April 28 2016,
Dreaded no-shows aren’t just inconvenient. They can be fatal, leaving British restaurants and pubs severely out of pocket. These figures show how serious the issue is, and what steps the industry is now taking to tackle it.
Restaurant no-shows are a MASSIVE problem for pubs and restaurants. In an industry where profit margins can sometimes be quite low, once a few bookings fail to materialise, you are probably looking at a loss for the evening.
One restaurateur explains how no-shows can decimate the bottom line:
...we don't make any profit for the night. We only have 60-65 seats, so if 10-12 people don't show up, the profit gets thrown out the window"
Joel Best, Sydney Morning Herald
These figures show just how big the issue is, and how some restaurants and pubs are beginning to fight back.
On average, 20% of diners fail to turn up for their reservations in big cities, according to an in-depth study on restaurant no-shows.
This may be down to many factors, including the high level of competition and consumer choice, and a casual attitude towards booking commitments.
Most shocking of all are anecdotal reports of people routinely booking multiple venues in advance to avoid disappointment, before making a last-minute decision on the night.
A 2015 survey by a restaurant booking system put at £16bn the amount British restaurants are losing out on annually due to no-shows.
As every manager knows, the pub or restaurant incurs costs whether the customer shows up or not, with staffing and overheads biting into the bottom line.
So says the National Restaurant Association of America, which has published a brief guide to combatting no-shows.
The organisation (sorry, organization) advises clear communication of your reservations policy, as well as dropping a courtesy call reminder to the customer the day before.
They also recommend email confirmations, as a written reminder. These should be sent automatically to the customer as part of any online or tech-based restaurant booking system.
In a recent poll of UK restaurants it was found that 42% were already taking and holding pre-paid deposits, to help insulate them against the cost of no-shows. Christmas Day and Mother’s Day are prime examples, but the operational challenges this tactic presents can’t be ignored.
Even so, restaurants requiring credit card details for reservations has become relatively widespread at the higher end of the market, and casual dining restaurants and pubs are starting to consider the idea.
The same survey asked pub and restaurant managers about late cancellation, less of a bugbear than no-shows but still a significant cause of loss.
32% of the business representatives agreed that ‘most guests would understand the need to hold a deposit or credit card details,’ to compensate the venue against late cancellation.
Cancelling on Gordon Ramsay might leave you spluttering The F-word. Unless diners give a full 48 hours notice they lose £100 when cancelling lunch, and a whopping £150 on dinner bookings.
Another extreme example is the trend of naming, shaming and even banning customers who fail to turn up for bookings. Restaurants around the world, from Australia to America, have been known to resort to this tactic.
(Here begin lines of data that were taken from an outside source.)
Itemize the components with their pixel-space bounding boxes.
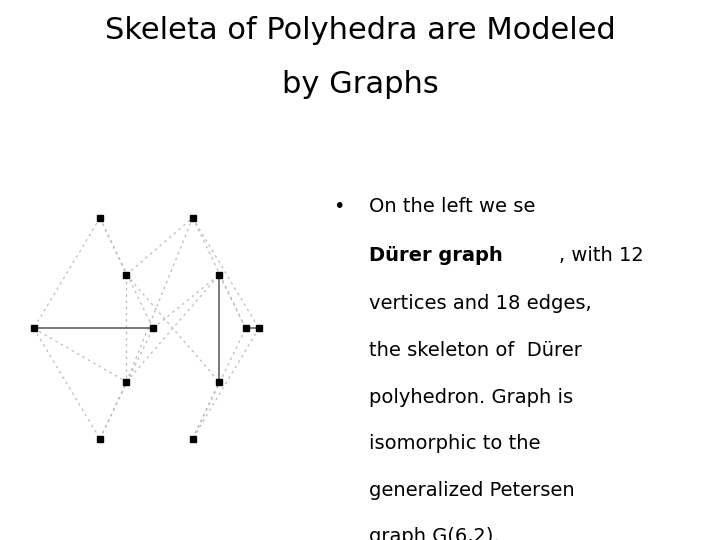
- Text: polyhedron. Graph is: polyhedron. Graph is: [369, 388, 573, 407]
- Text: isomorphic to the: isomorphic to the: [369, 434, 541, 453]
- Text: by Graphs: by Graphs: [282, 70, 438, 99]
- Text: the skeleton of  Dürer: the skeleton of Dürer: [369, 341, 582, 360]
- Text: •: •: [333, 198, 344, 217]
- Text: , with 12: , with 12: [559, 246, 644, 265]
- Text: On the left we se: On the left we se: [369, 198, 536, 217]
- Text: Skeleta of Polyhedra are Modeled: Skeleta of Polyhedra are Modeled: [104, 16, 616, 45]
- Text: generalized Petersen: generalized Petersen: [369, 481, 575, 500]
- Text: Dürer graph: Dürer graph: [369, 246, 503, 265]
- Text: graph G(6,2).: graph G(6,2).: [369, 528, 500, 540]
- Text: vertices and 18 edges,: vertices and 18 edges,: [369, 294, 592, 313]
While probably cathartic, this approach has the obvious effect of undermining customer goodwill. Instead, taking credit card details and implementing a reasonable late cancellation fee may be a better way to go.
Here’s a revolutionary solution to the restaurant no-show problem: take payment up-front.
A number of restaurants in the USA started doing just that, redefining the dining out experience as a ticketed event - like a trip to the theatre or a sporting fixture.
Alinea and Next are the Chicago restaurants credited with pioneering the concept. Since 2011 the two venues have racked up $20 million (£13.7 mn) in prepaid bookings.
Now UK restaurants like London’s The Clove Club are rolling out a similar system. Cancellations mean the customer loses their fee, but the venue isn’t left out of pocket.
It’s yet to be seen whether similar no-show “fines” will catch on over here (our hunch is the UK dining public won’t have the stomach for such measures in the long run).
But what is clear is that pubs and restaurants do need all the ideas and tools they can get to protect their investment in each service.